Lattice Noise Deformer

Kishan Patel

CPE 458

6/11/2015

Overview

The Lattice Noise Deformer (“latticeNoise”) is an existing Maya plugin that deforms a list of selected meshes based on random noise applied to a lattice circumscribing them. The objective of this project was to implement threading, vectorization, and Xeon Phi offloading to the main compute node to achieve a speedup compared to the existing serial plugin.

 

Vectorized Lattice Noise Deformer

I was not able to achieve scalable parallelization or offloading. I was able to achieve a roughly 10% speedup through serial optimization such as inlining commonly called functions and refactoring. I also achieved a roughly 20% speedup through SOA refactoring, cache alignment, and vectorization. All in all I was able to speed up the code 30% compared to the reference.

39 Sphere Test

Results

The main success I had with this project was vectorization. I was able to align all the knot arrays to a cache line each in the noise::atPointAndTime method. Combined with the __assume_aligned directive, I achieved a speedup of 20%. I did not attempt to parallelize this loop which computed the 255 splines as it required in order execution. Even if it was possible to refactor the code, I reasoned that my time would be better spent attempting to parallelize the main compute node loop (which looped over the lattice intersections).

Forcing vectorization in the compute node loop did not result in any speedup. I spent most of my time working on this project fruitlessly trying to parallelize the compute node loop for some degree of speedup.

Problems

One of the major setbacks I had with this project had to do with the MEL script. The script that came with the plug-in apparently did not call the compute node of the program - it instead called Maya API functions through MEL strings. This took some time to figure out, primarily because I did not know this could be done with Maya and the fact that the output was correct confused me. The obviously hampered my development because the code that I was writing was not actually being tested and resulted in much confusion. My lack of understanding of parts of the Maya API certainly exacerbated the problem.

585 Sphere test

The other major setback I had was the fact that I simply could not get the compute node to scale well when parallelized. In retrospect I may have been mistaken in my initial assumption that this was a good candidate for parallelization. I entered the project with no animation experience or knowledge of splines. What I did know from deconstructing the existing plugin was that there were 255 spline operations per iteration of the compute loop, and that each spline consisted of 34 floating point operations. With the default number of lattice intersections (20), we get 173400 total floating point operations for the compute node loop. This results in decent a arithmetic intensity value of 722.5.

AI = (numSplines * numFPperSpline * length * width * height) / (length * width * heigth * sizeOfTuple)
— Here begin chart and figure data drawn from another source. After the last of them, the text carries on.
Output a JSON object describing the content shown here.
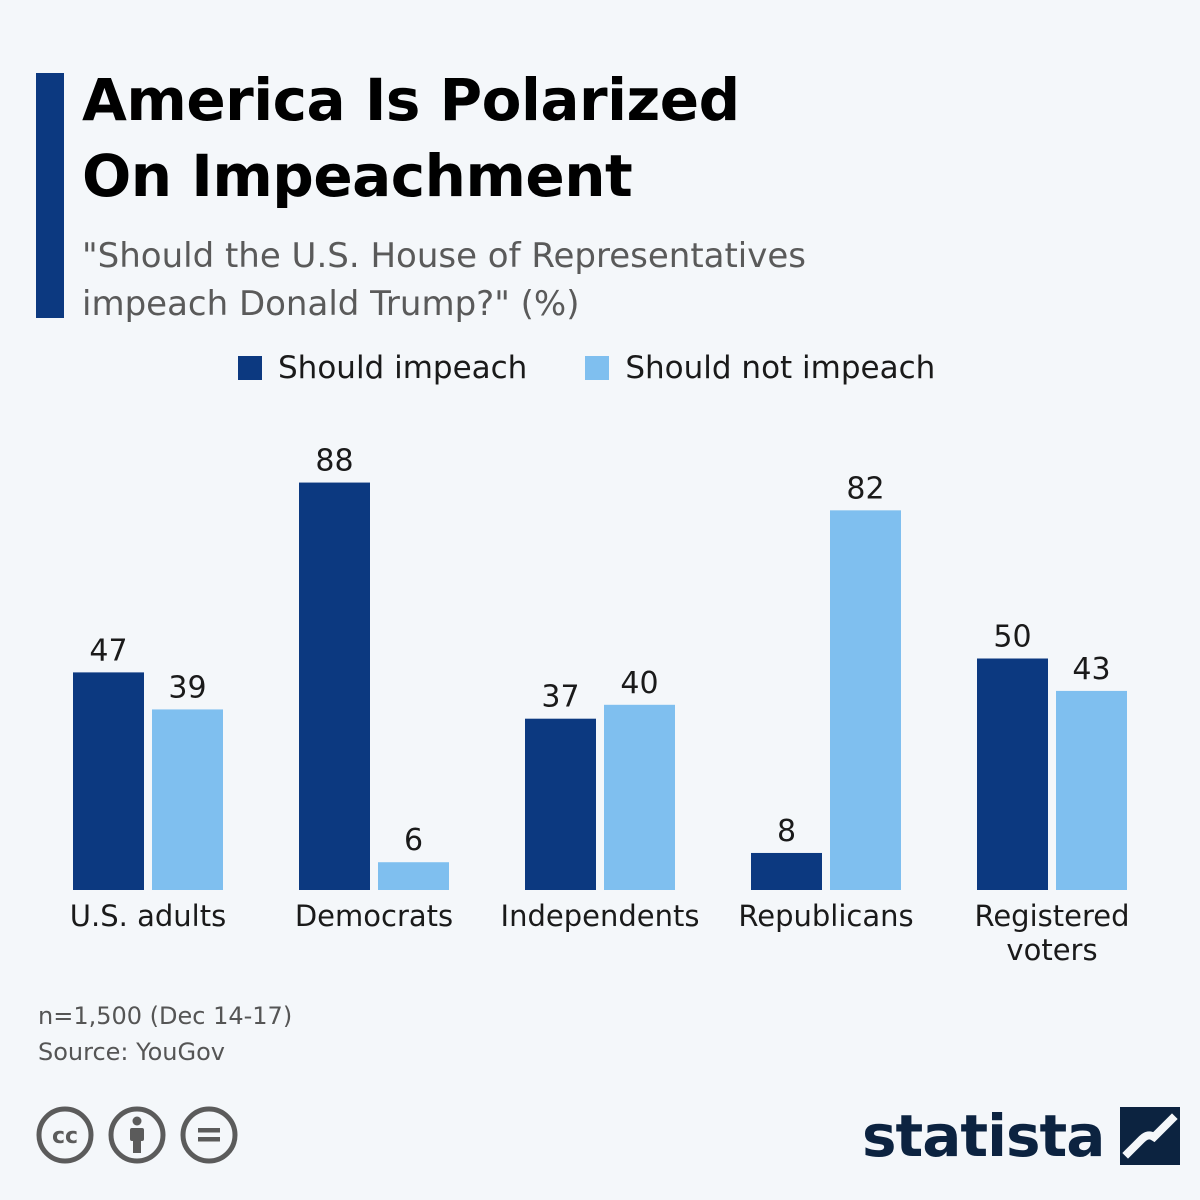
{
  "header": {
    "title_line1": "America Is Polarized",
    "title_line2": "On Impeachment",
    "subtitle_line1": "\"Should the U.S. House of Representatives",
    "subtitle_line2": "impeach Donald Trump?\" (%)"
  },
  "colors": {
    "accent": "#0c3980",
    "should_impeach": "#0c3980",
    "should_not_impeach": "#7fbfef",
    "brand": "#0c2340"
  },
  "legend": [
    {
      "label": "Should impeach",
      "color": "#0c3980"
    },
    {
      "label": "Should not impeach",
      "color": "#7fbfef"
    }
  ],
  "chart_data": {
    "type": "bar",
    "title": "America Is Polarized On Impeachment",
    "subtitle": "\"Should the U.S. House of Representatives impeach Donald Trump?\" (%)",
    "categories": [
      "U.S. adults",
      "Democrats",
      "Independents",
      "Republicans",
      "Registered voters"
    ],
    "category_lines": [
      [
        "U.S. adults"
      ],
      [
        "Democrats"
      ],
      [
        "Independents"
      ],
      [
        "Republicans"
      ],
      [
        "Registered",
        "voters"
      ]
    ],
    "series": [
      {
        "name": "Should impeach",
        "values": [
          47,
          88,
          37,
          8,
          50
        ],
        "color": "#0c3980"
      },
      {
        "name": "Should not impeach",
        "values": [
          39,
          6,
          40,
          82,
          43
        ],
        "color": "#7fbfef"
      }
    ],
    "ylim": [
      0,
      100
    ],
    "xlabel": "",
    "ylabel": "",
    "grid": false,
    "legend_position": "top"
  },
  "footer": {
    "note": "n=1,500 (Dec 14-17)",
    "source": "Source: YouGov"
  },
  "license_icons": [
    "creative-commons-icon",
    "attribution-icon",
    "no-derivatives-icon"
  ],
  "brand": {
    "name": "statista",
    "logo_icon": "statista-logo-icon"
  }
}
Of course, what I failed to see was that the above equation scales poorly with more data - it always results in a constant value ( O(1) ).

One major folly that I had unconsciously The important factor would have actually been the granularity of the lattice. Even so, while raising the lattice granularity raises the number of computations to allow slightly better scalability, it does not increase arithmetic intensity by the very nature of the problem.

Dependency Graph

Conclusion

This was the one of the most difficult programming projects I have ever worked on. In retrospect, this project was an excellent case study of failure in parallelization and it was an excellent learning experience. I had spent twenty-eight hours overnight on campus in order to achieve a parallel speedup. In my desperation to make parallelization work, I was not lucidly analyze important matters related to parallelization. If I had to do this again, I would have chosen a project that I had some existing background understanding of (such as the n body problem) and that actually scaled well and had good arithmetic intensity. The fact that I had to switch my project objective to the Lattice Noise Deformer only 36 hours before the presentation caused me to neglect the rigorous analysis I would have done for the proposal. This was probably the most significant thing I will take away from this experience: that complexity and scalability analyses for parallelization projects should practically be required before truly starting them.